For those who read the daily newspaper and go straight to
the sports section, comics and obituaries, you may have paid little attention
to the recurring full-page public notices detailing the proposed amendments to
the Constitution of Pennsylvania. Who
can blame you? The print is tiny, and the legalistic writing style invites only
the most dedicated reader to struggle through the four joint resolutions. I will attempt to make some sense of the
recommendations.
The good news is that voters need not immediately concern
themselves with the proposed amendments before the November election. To amend
the Pennsylvania Constitution, resolutions must pass both chambers of the
legislature by simple majority in two consecutive legislative sessions. They are then submitted to voters on a
statewide ballot.
The present resolutions were passed in the July 2020
legislative session and must again pass in the 2020-2021 session. If this takes place, the governor has no veto
power, and the resolutions would appear on the November 2021 ballot.
The four
proposed resolutions are the brainchild of the Republican-led legislature and
may be summarized as follows:
• Limit a
governor’s disaster declaration to 21 days. Currently, those declarations last
90 days. It would allow the General Assembly to extend a disaster declaration
past the 21-day time-frame upon its expiration, but a governor would not be
permitted to declare a new state of emergency for the same reason without the
General Assembly’s consent.
• Clarify a
constitutional provision to allow the legislative branch to terminate or extend
a disaster declaration through a majority vote of both houses through a
concurrent resolution that would not require the governor to sign off on the
declaration.
• Provide
protection against racial or ethnic discrimination.
• Move to regional
(district) elections of Commonwealth Court, Superior Court judges and Supreme
Court justices, who currently are elected on a statewide basis. Lawmakers would
be in charge of drawing the judicial district regional boundaries. Judges would
be required to be residents of their respective districts for at least a year
of the district they represent.
The racial
equality amendment was only passed by Republicans after it became part of a
“two for one” resolution that also contained the disaster relief provisions.

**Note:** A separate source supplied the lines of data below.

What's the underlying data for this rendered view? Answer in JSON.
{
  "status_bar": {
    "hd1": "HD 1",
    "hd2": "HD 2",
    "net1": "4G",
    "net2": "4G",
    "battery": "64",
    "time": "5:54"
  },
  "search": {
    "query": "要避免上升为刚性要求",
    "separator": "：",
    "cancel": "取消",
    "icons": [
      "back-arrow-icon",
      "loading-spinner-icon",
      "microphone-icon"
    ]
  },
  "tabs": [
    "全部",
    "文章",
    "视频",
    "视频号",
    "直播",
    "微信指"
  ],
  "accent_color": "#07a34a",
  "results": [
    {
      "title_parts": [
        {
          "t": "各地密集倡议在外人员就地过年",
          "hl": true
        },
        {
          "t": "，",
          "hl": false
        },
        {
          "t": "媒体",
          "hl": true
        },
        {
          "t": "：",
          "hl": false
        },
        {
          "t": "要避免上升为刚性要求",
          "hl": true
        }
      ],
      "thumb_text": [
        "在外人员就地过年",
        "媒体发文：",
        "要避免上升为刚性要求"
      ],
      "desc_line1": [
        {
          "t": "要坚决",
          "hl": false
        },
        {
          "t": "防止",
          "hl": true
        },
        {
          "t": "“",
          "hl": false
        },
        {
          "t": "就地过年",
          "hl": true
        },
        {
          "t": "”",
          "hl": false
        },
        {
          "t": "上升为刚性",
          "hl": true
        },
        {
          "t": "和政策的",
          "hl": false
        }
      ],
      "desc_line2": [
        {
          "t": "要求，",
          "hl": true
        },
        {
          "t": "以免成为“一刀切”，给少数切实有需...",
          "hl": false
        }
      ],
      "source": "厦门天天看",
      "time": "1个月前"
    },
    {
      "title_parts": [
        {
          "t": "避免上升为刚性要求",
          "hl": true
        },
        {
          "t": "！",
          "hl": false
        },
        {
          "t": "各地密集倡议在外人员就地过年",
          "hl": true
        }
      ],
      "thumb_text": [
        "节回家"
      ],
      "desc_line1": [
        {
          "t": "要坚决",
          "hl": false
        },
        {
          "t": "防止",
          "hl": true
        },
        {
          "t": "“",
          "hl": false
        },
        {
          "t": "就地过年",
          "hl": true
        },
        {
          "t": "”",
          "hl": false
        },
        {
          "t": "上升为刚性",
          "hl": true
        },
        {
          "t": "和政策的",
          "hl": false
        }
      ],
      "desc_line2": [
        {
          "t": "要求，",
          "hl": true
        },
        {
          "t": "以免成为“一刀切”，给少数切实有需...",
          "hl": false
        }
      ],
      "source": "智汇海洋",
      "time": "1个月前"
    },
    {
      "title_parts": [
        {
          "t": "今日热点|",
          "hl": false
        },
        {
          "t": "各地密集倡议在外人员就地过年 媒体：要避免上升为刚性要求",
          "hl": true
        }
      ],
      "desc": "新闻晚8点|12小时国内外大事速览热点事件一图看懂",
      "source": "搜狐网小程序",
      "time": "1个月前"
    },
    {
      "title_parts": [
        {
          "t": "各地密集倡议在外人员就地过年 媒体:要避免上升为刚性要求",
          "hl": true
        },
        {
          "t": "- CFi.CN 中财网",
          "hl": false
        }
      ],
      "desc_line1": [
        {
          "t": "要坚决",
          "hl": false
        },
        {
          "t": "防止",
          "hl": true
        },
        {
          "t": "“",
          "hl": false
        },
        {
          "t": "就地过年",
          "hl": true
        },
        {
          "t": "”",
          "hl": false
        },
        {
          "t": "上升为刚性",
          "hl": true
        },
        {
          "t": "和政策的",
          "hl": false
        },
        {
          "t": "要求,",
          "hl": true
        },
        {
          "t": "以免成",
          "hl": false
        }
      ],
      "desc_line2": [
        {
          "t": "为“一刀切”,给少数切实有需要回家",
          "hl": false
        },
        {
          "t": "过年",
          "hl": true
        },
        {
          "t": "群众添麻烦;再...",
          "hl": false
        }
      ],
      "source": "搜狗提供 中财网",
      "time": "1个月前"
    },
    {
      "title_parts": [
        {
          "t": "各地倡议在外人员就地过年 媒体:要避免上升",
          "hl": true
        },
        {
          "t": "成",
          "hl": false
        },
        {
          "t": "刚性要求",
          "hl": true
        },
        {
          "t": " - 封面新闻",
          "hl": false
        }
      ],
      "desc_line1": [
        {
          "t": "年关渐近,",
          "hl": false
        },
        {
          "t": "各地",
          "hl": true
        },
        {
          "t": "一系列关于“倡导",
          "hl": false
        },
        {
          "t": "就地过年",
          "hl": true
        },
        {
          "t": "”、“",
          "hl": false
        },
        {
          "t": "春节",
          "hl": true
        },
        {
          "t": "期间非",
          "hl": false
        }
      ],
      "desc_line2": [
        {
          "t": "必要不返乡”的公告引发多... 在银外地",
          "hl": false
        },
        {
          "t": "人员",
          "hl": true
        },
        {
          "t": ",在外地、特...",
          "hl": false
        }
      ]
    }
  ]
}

Voters would not be able to vote for one without the other.
The implications
of the proposed constitutional amendments are profound. They seek to alter the
balance of power between the executive, legislative and judicial branches of
state government. The proposed “disaster declaration” amendment is a direct
political attack by Republicans on the manner in which Democratic Governor Tom
Wolf handled the public health issues surrounding the pandemic. The amendment
to alter how appellate judges are elected in Pennsylvania is a brazen
Republican attempt to gain additional political power through the judiciary.
Republican
lawmakers were frustrated with Governor Wolf’s public health restrictions in
refusing to open certain businesses in a manner consistent with some Republican
governors. The frustration was enhanced
when the State Supreme Court rejected the Republican lawsuit to end the
disaster declaration.
Because
Democrats now hold a majority on the Pennsylvania Supreme Court, Republicans
cobbled together an unprecedented two-pronged attack on our constitution.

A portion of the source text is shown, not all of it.